Qu’est-ce qui vous trouble le plus dans cette dictature de l’image?
Le fait que pour arriver à réussir votre vie, des considérations aussi banales soient en jeu. Que l’avenir d’individus, que des carrières et des destins soient soumis à l’arbitraire, et à des critères injustes. Cela me paraît émaner d’une mentalité complètement archaïque. Nous ne vivons plus à l’époque de Quasimodo et d’Esmeralda…
Le Poids des apparencesBeauté, amour et gloire
de Jean-François Amadieu
Toutes les études le prouvent: hommes, femmes et enfants sont attirés par un visage symétrique. Comme l’ont démontré des chercheurs de l’Université du Texas (à Austin), même des bébés de trois mois sont attirés par des visages aux traits harmonieux et symétriques. Autres révélations: sur un échantillon de 5000 avocats participant à une recherche rendue publique en 1998 dans le Journal of Labor Economics, les plus beaux d’entre eux avaient un meilleur chiffre d’affaires.

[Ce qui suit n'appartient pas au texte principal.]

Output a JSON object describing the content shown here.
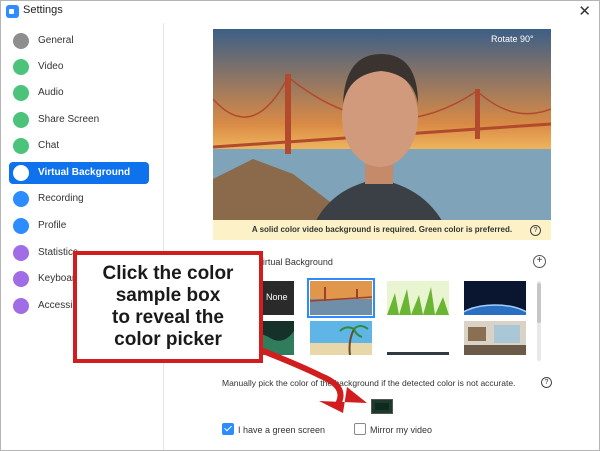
{
  "window": {
    "title": "Settings",
    "close_glyph": "✕"
  },
  "sidebar": {
    "items": [
      {
        "label": "General",
        "icon": "gear-icon",
        "color": "#8e8e8e"
      },
      {
        "label": "Video",
        "icon": "video-camera-icon",
        "color": "#4bc37b"
      },
      {
        "label": "Audio",
        "icon": "headphones-icon",
        "color": "#4bc37b"
      },
      {
        "label": "Share Screen",
        "icon": "share-screen-icon",
        "color": "#4bc37b"
      },
      {
        "label": "Chat",
        "icon": "chat-bubble-icon",
        "color": "#4bc37b"
      },
      {
        "label": "Virtual Background",
        "icon": "person-background-icon",
        "color": "#0e72ed",
        "active": true
      },
      {
        "label": "Recording",
        "icon": "record-icon",
        "color": "#2d8cff"
      },
      {
        "label": "Profile",
        "icon": "profile-icon",
        "color": "#2d8cff"
      },
      {
        "label": "Statistics",
        "icon": "statistics-icon",
        "color": "#a06de6"
      },
      {
        "label": "Keyboard Shortcuts",
        "icon": "keyboard-icon",
        "color": "#a06de6"
      },
      {
        "label": "Accessibility",
        "icon": "accessibility-icon",
        "color": "#a06de6"
      }
    ]
  },
  "preview": {
    "rotate_label": "Rotate 90°",
    "notice": "A solid color video background is required. Green color is preferred.",
    "help_glyph": "?"
  },
  "virtual_background": {
    "heading": "Virtual Background",
    "add_glyph": "+",
    "thumbnails": [
      {
        "name": "none",
        "label": "None"
      },
      {
        "name": "golden-gate-bridge",
        "selected": true
      },
      {
        "name": "grass"
      },
      {
        "name": "earth-from-space"
      },
      {
        "name": "aurora"
      },
      {
        "name": "beach-palm-tree"
      },
      {
        "name": "blank"
      },
      {
        "name": "office-room"
      }
    ]
  },
  "manual_pick": {
    "text": "Manually pick the color of the background if the detected color is not accurate.",
    "help_glyph": "?",
    "swatch_color": "#1d3a2e"
  },
  "options": {
    "green_screen": {
      "label": "I have a green screen",
      "checked": true
    },
    "mirror": {
      "label": "Mirror my video",
      "checked": false
    }
  },
  "callout": {
    "lines": [
      "Click the color",
      "sample box",
      "to reveal the",
      "color picker"
    ],
    "border_color": "#d11d1d"
  }
}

C’est ce que décrit Jean-François Amadieu dans cet essai qui se présente comme une synthèse des principaux travaux menés depuis 20 ans sur la discrimination par la beauté et les apparences tant en Amérique qu’en Europe. En sept chapitres, le sociologue démontre que le "capital beauté" est payant, et que depuis la petite enfance, tout est mis en oeuvre pour apprendre à le faire fructifier. Elles sont légion, les études qui rapportent que les beaux enfants, dès la maternelle, suscitent de meilleurs sentiments chez leurs professeurs et amis. "Cette bienveillance provoque en retour des attitudes positives et surtout une grande confiance en soi chez ces enfants. Un cercle vertueux s’enclenche qui permettra de passer avec plus de succès les différentes étapes qui jalonneront la vie scolaire et universitaire. À l ‘inverse, les enfants au physique ingrat seront ignorés ou marginalisés."
Et quand ils grandiront, on les convaincra d’être naturels et de cultiver leur beauté intérieure! Amadieu met en lumière les préjugés qui président à la discrimination dans la vie amoureuse et professionnelle, chiffres à l’appui. Les Français deviendraient-ils politiquement corrects? Éd. Odile Jacob, 2002, 212 p.